Zinc glycinate
- Names: Other names zinc bis(glycinate) monohydrate

Identifiers
- CAS Number: 14281-83-5;
- 3D model (JSmol): Interactive image;
- ChemSpider: 133891;
- DrugBank: DB14493;
- ECHA InfoCard: 100.034.687
- EC Number: 238-173-1;
- PubChem CID: 151910;
- UNII: 681VJX72FE;
- CompTox Dashboard (EPA): DTXSID60162193 ;

Properties
- Chemical formula: C_{4}H_{8}N_{2}O_{4}Zn
- Molar mass: 213.50 g·mol^{−1}
- Appearance: white solid
- Density: 1.99 g/cm^{3}
- Hazards: GHS labelling:
- Pictograms: GHS05: Corrosive GHS07: Exclamation mark GHS09: Environmental hazard
- Signal word: Warning
- Hazard statements: H302, H315, H318, H400
- Precautionary statements: P264, P264+P265, P270, P273, P280, P301+P317, P302+P352, P305+P354+P338, P317, P321, P330, P332+P317, P362+P364, P391, P501

= Zinc glycinate =

Zinc glycinate refers to compounds of Zn^{2+} with various amounts of glycinate anion as a ligand. A well-characterized derivative has the formula Zn(H2NCH2CO2)2*H2O. It arises by treating zinc oxide with glycine. According to X-ray crystallography, the solid is a coordination polymer with one water of crystallization per formula unit.

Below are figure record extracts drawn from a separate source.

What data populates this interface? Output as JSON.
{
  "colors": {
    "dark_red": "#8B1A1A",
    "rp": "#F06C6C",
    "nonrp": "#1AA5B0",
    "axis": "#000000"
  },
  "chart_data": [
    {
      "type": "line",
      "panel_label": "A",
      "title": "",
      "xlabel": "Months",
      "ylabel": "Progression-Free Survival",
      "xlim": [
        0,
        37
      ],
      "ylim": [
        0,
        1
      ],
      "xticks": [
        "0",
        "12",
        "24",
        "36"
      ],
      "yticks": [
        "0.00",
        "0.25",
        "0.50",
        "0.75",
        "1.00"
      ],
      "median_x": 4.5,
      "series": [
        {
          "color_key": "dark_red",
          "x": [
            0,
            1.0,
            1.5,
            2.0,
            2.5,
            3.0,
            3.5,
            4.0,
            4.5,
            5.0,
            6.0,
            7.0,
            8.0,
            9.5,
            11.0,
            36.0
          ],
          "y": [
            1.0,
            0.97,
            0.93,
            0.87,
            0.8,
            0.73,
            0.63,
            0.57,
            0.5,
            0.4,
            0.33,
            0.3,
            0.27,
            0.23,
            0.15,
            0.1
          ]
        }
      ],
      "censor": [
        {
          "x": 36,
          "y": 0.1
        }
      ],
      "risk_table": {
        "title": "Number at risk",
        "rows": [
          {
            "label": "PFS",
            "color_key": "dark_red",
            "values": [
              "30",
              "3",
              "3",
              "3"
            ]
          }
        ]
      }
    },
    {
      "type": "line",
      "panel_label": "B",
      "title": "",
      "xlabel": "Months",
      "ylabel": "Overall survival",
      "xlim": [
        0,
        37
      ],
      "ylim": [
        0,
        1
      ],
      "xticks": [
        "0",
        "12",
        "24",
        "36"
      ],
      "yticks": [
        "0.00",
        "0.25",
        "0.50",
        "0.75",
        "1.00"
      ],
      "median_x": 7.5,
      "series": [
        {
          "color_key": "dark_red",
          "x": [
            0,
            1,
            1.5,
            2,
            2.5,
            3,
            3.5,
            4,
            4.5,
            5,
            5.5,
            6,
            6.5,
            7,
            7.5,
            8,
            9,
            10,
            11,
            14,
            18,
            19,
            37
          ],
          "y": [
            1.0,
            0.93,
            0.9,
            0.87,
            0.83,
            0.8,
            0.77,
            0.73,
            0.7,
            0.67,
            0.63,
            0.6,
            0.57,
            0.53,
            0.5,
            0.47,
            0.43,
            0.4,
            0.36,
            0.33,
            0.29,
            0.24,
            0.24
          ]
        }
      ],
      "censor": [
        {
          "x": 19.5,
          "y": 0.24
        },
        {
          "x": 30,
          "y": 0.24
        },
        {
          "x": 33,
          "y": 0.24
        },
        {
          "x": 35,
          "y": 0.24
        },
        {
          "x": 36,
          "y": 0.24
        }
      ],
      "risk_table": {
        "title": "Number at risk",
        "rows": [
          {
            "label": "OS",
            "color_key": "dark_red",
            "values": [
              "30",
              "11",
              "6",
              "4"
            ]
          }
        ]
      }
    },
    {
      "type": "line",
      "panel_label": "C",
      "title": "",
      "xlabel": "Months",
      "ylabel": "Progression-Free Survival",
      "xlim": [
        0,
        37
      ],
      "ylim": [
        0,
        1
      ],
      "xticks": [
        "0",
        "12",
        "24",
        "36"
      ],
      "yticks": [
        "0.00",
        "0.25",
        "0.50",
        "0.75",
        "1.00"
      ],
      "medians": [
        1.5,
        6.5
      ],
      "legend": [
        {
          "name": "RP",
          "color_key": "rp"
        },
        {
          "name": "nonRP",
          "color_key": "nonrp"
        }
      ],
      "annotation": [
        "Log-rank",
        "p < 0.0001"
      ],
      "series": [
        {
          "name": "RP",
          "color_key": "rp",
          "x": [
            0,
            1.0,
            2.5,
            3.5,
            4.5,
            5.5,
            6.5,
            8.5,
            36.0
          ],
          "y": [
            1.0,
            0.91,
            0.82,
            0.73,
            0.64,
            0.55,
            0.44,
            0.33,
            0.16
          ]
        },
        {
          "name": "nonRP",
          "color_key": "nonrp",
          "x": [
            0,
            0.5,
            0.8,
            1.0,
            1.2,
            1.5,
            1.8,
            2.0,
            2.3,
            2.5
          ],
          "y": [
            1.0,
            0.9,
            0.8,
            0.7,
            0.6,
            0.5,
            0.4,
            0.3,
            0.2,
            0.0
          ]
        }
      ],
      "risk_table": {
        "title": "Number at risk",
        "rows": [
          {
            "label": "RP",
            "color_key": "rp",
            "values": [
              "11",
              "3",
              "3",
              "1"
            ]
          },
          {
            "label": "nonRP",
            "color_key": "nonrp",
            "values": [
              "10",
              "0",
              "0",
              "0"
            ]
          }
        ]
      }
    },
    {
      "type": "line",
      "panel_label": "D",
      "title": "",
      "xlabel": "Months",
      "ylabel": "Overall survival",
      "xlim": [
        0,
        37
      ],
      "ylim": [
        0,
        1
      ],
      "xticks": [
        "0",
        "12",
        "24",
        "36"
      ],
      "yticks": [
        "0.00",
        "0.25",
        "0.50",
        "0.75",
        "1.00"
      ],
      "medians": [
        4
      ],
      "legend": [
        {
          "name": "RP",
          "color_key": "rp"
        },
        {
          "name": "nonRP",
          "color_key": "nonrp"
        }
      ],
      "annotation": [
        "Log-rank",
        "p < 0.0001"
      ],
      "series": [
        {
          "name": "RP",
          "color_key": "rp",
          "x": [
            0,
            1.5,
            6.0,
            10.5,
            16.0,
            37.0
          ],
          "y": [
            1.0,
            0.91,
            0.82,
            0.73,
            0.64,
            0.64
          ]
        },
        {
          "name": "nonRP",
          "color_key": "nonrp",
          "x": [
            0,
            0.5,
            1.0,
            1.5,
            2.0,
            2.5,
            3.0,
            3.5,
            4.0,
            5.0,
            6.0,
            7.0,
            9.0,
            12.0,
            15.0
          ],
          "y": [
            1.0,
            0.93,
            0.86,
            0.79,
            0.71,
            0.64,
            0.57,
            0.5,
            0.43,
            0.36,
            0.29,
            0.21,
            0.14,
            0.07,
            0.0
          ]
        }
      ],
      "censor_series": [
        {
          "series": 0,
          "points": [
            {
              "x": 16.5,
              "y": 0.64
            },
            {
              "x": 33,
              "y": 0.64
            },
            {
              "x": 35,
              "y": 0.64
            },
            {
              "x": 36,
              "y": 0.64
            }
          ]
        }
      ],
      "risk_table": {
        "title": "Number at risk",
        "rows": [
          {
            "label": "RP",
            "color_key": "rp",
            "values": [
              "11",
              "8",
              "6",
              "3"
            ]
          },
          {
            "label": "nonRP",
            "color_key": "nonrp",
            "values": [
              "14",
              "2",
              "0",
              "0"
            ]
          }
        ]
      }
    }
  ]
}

Other zinc-glycinates exist in aqueous solution including 1:1 and 1:3 species. The latter is the octahedral anion Zn(H2NCH2CO2)3-.

Structure of zinc bis(glycinate) polymer, which occurs in solid Zn(H2NCH2CO2)2*H2O.

The compound, which is classified as one of the transition metal amino acid complexes, is marketed as a nutritional supplement.